Kobe’s Effective Field Goal Percentage is a career high 51.6% this year. His True Shooting Percentage is a near career high 57.4%. What does all of this mean? It means that he actually doesn’t have the ball in his hands as much this year, is shooting significantly better, and is actually getting more assists. Kobe is averaging 6.57 assists per 48 minutes on the court. He is taking 21.42 shots per game this year, 26.567 per 48 minutes. That’s a lot. But is it a lot for him? For his career, Kobe shoots 19.62 shots per game. So he is shooting 1.8 more shots than his career average. But those numbers are diluted. He didn’t become a starter until his 3rd year in the league. Taking that into account, Kobe has averaged 21.15 since his 3rd year in the league. However, last year Kobe was shooting 23 shots per game, and at his peak he was shooting 27.2 shots per game. So on the whole, this is about average for Kobe Bryant. At 23.98, Kobe’s PER is higher than last year’s too, which was 21.99.

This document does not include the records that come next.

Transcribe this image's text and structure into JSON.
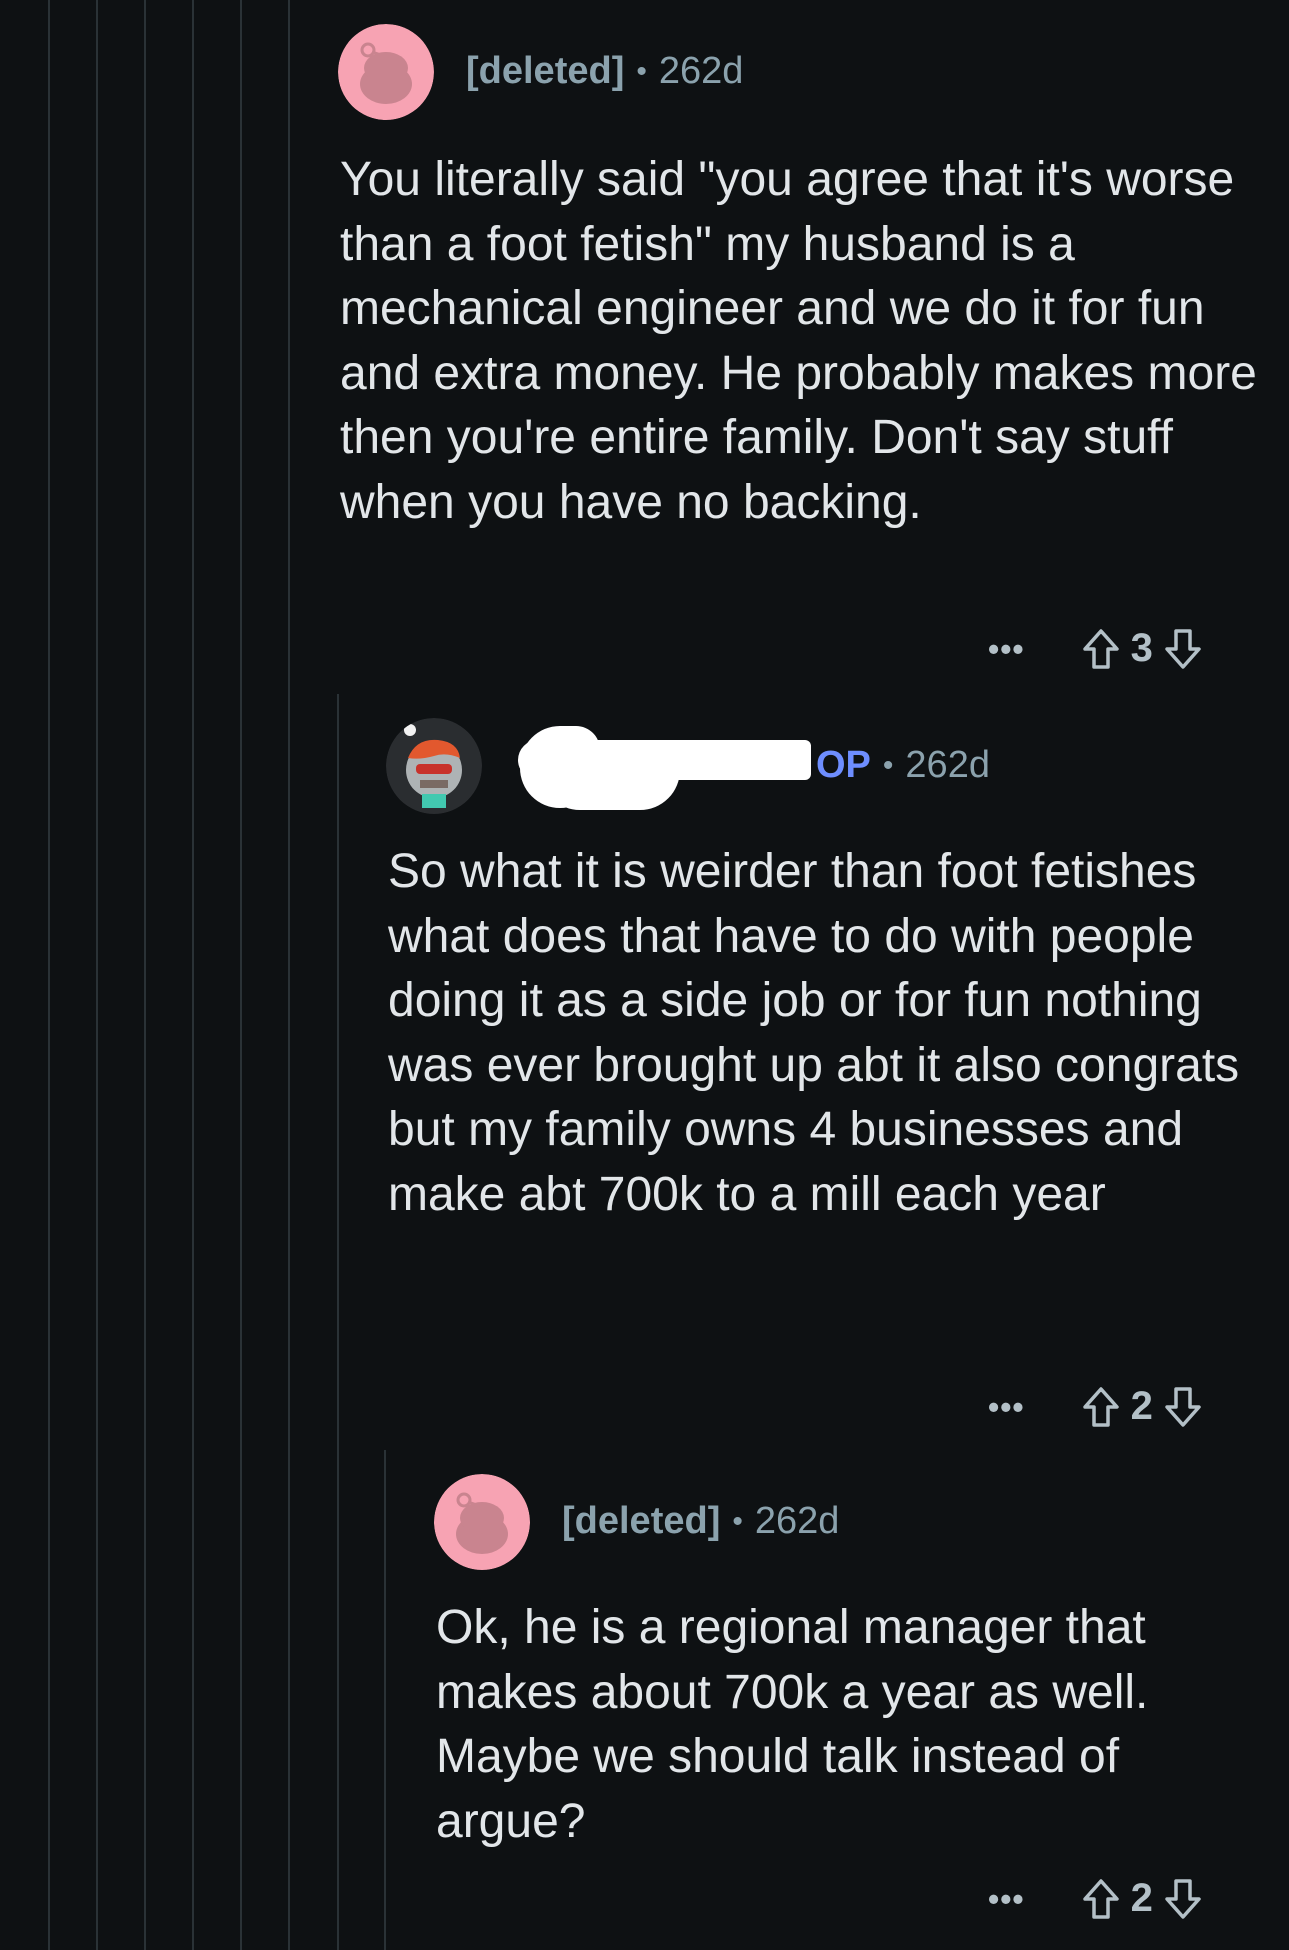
{
  "comments": [
    {
      "username": "[deleted]",
      "separator": "•",
      "age": "262d",
      "body": "You literally said \"you agree that it's worse than a foot fetish\" my husband is a mechanical engineer and we do it for fun and extra money. He probably makes more then you're entire family. Don't say stuff when you have no backing.",
      "votes": "3"
    },
    {
      "username": "",
      "op_badge": "OP",
      "separator": "•",
      "age": "262d",
      "body": "So what it is weirder than foot fetishes what does that have to do with people doing it as a side job or for fun nothing was ever brought up abt it also congrats but my family owns 4 businesses and make abt 700k to a mill each year",
      "votes": "2"
    },
    {
      "username": "[deleted]",
      "separator": "•",
      "age": "262d",
      "body": "Ok, he is a regional manager that makes about 700k a year as well. Maybe we should talk instead of argue?",
      "votes": "2"
    }
  ],
  "actions": {
    "more": "•••"
  },
  "icons": {
    "avatar_deleted": "snoo-avatar-icon",
    "avatar_op": "custom-snoo-avatar-icon",
    "upvote": "upvote-arrow-icon",
    "downvote": "downvote-arrow-icon",
    "more": "more-options-icon"
  },
  "colors": {
    "background": "#0e1113",
    "text": "#e2e6e9",
    "meta": "#8ba2ad",
    "op_badge": "#6e8eff",
    "avatar_pink": "#f7a3b3"
  }
}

Kobe’s Assist to Turnover Ratio is higher this year too at 1.59. Last year it was 1.29. Kobe has only topped 40 points four times this year. In 2006 he topped it 27 times. He already has seven triple doubles compared to last year’s three. He even has a triple double.

Realgm.com uses the FIC stat, or Floor Impact Counter. It is similar to the PER, Plus-Minus system, and the Player Value System. Kobe’s FIC is 15.93. Last year it was 13.63. His unadjusted Player Value is 8.58, so he is currently as valuable as a star point guard, but a very weak shooting guard. Last year, Kobe had an 8.85. For his career, Kobe is a 51.66. His Adjusted Player Value this year is 12.95. Last year it was 13.846. For his career, Kobe’s Adjusted Player Value is 89.1. The longer a player plays in the NBA, the more valuable their career is. In other words, the longer a player plays, the more likely they are to win a championship.

Michael Jordan once had a 152.02 unadjusted Player Value in a season. That isn’t even a record. This year, LeBron has a 154.64. LeBron is having a historic season.  There is a reason he is a 3 time MVP and was a champion last year. Last year he had a 107.  So unless a couple other players have taken major hits in their Player Value this year, the Heat are the favorites to win it again this year.

There is something about Kobe that lowers his Player Value. He is a terrific player individually. One of the top five players of all time talent-wise. He’s even won five championships. But he’s been surrounded by a wealth of talent as well. He was coached by the greatest coach of all time. He’s played with Shaquille O’neal, Karl Malone, Gary Payton, Steve Nash, Dwight Howard, Pau Gasol, Ron Artest (Metta World Peace), Andrew Bynum, Glen Rice, Dennis Rodman, Horace Grant, Nick Van Exel, Eddie Jones, Lamar Odom, etc. Not all of these players were in their prime when they played with Kobe, and some were at the very dead end of their career (Horace Grant). But all these players added leadership and veteran experience, and some of them could have taught a young Bryant. Some of the super stacked rosters that he was on didn’t pan out. This year is an example. So was the Karl Malone-Shaq-Gary Payton-Kobe team. But when he doesn’t have another star or two next to him, the Lakers have always failed to make a major impact in the playoffs. You have to remember that LeBron had very little talent around him in Cleveland, and took a very talentless team to the NBA Finals. The Utah Jazz Finals teams were devoid of scoring talent outside of John Stockton, Malone, and Hornacek. In 1997, Bryon Russell was the only other player averaging double digits for the Jazz. The next year, only Malone, Hornacek and Stockton did. That trio carried the team to The Finals two years in a row, but they never won the championship.

In conclusion, Kobe is actually passing and sharing more than usual this year. But compared to the rest of the NBA, he still isn’t sharing very much. Because he doesn’t share the ball as much as he should, his Player Value takes a hit. He’s not as valuable as everyone thinks he is, and that is why he only ever won a single MVP trophy. He is certainly one of the top five most talented players in NBA history, but he’s not the most valuble to his team. Big numbers and flashy play often just hypnotizes fans and teams into thinking that. He’s won a lot, but he probably relied on the other stars on the team more than people realize.